President Donald Trump expressed this fear of social unrest most clearly when he told governors, “It’s a movement, if you don’t put it down it will get worse and worse... The only time it’s successful is when you’re weak and most of you are weak.” He further expressed his fascistic intentions, stating that “you’ve got to arrest people, you have to track people, you have to put them in jail for 10 years and you’ll never see this stuff again.”

On June 1, Trump threatened to invoke the Insurrection Act of 1807 and deploy the US military against the protests but pulled back when the reluctant Pentagon brass made clear that plans for martial law were not well prepared and could trigger a civil war.

Both Republican and Democratic governors and mayors, however, were more than happy to oblige Trump’s call to action, deploying local and state police forces along with the National Guard in full force to the streets of dozens of American cities. The result was an escalation in police assaults on protesters and a brutal campaign to silence journalists in an effort to cover up acts of violence committed by the police. Freelance and major network reporters alike were deliberately shot by rubber bullets and tear gas and had their equipment smashed.

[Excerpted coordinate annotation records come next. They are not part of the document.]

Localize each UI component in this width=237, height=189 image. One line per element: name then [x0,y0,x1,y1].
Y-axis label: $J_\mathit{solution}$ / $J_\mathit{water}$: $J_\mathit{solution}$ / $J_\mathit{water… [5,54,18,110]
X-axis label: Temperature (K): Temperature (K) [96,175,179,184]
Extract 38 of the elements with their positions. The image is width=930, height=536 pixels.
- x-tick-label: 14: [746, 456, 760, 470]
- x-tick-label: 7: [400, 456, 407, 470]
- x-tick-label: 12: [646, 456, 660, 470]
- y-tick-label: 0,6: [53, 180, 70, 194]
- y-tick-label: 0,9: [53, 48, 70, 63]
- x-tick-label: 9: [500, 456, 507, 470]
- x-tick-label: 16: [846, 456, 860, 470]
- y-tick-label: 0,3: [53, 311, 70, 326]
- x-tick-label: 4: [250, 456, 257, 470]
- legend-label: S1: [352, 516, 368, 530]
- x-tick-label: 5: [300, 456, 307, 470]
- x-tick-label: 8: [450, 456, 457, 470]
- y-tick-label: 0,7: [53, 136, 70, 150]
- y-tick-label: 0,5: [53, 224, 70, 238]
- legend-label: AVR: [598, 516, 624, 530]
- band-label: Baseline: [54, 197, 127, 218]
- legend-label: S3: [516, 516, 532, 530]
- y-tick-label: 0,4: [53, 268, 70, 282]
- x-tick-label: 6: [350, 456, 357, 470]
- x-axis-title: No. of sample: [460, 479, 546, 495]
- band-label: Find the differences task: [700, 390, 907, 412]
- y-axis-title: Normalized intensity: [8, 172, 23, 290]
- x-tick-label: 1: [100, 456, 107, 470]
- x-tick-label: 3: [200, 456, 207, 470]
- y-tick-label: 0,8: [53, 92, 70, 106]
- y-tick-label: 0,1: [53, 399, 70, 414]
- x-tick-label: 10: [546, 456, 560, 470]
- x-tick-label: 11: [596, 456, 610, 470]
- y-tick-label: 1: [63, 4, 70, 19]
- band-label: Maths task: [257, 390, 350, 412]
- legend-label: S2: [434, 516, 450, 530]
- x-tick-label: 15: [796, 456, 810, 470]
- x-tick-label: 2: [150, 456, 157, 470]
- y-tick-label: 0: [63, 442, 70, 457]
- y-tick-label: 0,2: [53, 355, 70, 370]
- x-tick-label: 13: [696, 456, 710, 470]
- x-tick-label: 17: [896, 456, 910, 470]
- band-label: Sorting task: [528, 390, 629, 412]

So far in 2020, the US Press Freedom Tracker has recorded 311 physical attacks on journalists, 75 equipment damages, 17 equipment searches and seizures, and more than 960 violations of press freedom related to “national social justice protests.” Thirty-six percent of the 120 arrests were accompanied by a physical attack by the police.

No known officer has been charged with violating the constitutional rights of the press, yet 16 journalists currently face criminal prosecution.

These assaults on press freedom have catapulted the United States toward the top of the global list of press freedom violators.

In 2019, Turkey and China led the globe in imprisoned journalists with 47 and 48 respectively. While there are currently no journalists imprisoned in the US, a record of 120 arrests presents a serious warning that journalists may soon face prolonged detention and more serious criminal charges. Meanwhile, journalist and WikiLeaks founder Julian Assange is currently being held in London’s Belmarsh Prison, where he awaits extradition to the US, where he faces a possible 175 year sentence for publishing information on American war crimes.

The sharp spike in the number and severity of attacks on journalists is bound up with the decline of American democracy and rapid descent of the US toward dictatorship, a process most clearly expressed by Trump.

President Trump has tweeted negatively about the press nearly 2,500 times since he began his presidential campaign in 2015, an average of 1.5 times a day, and he has repeatedly berated journalists at his political rallies.

Lucy Dalglish, dean of the Philip Merrill College of Journalism at the University of Maryland, told the Committee to Protect Journalists that she had instructed her students to think twice about wearing press badges to the Republican and Democratic National Conventions this year as it may have made them a target for the police or demonstrators.

While the role that Trump’s verbal attacks on the press has played is significant, the escalation in press attacks cannot be understood as the product of Trump alone. The whole political establishment desires free rein to suppress protests without the impediment of reporters documenting their abuses.

Now, as Trump builds up a fascist base as part of his coup plotting against the constitution and President-elect Joe Biden, the threat to journalists who attempt to expose state violence grows ever greater. There is no reason to believe that the attack on journalists and demonstrations will cease under Biden, who denounced protesters as arsonists and looters this summer and declared Assange a “hi-tech terrorist” in 2010.

Without the independent intervention of the working class to defend democratic rights, it is only a matter of time before journalists in the United States are persecuted to the same degree as Assange and whistleblowers like Chelsea Manning and Edward Snowden.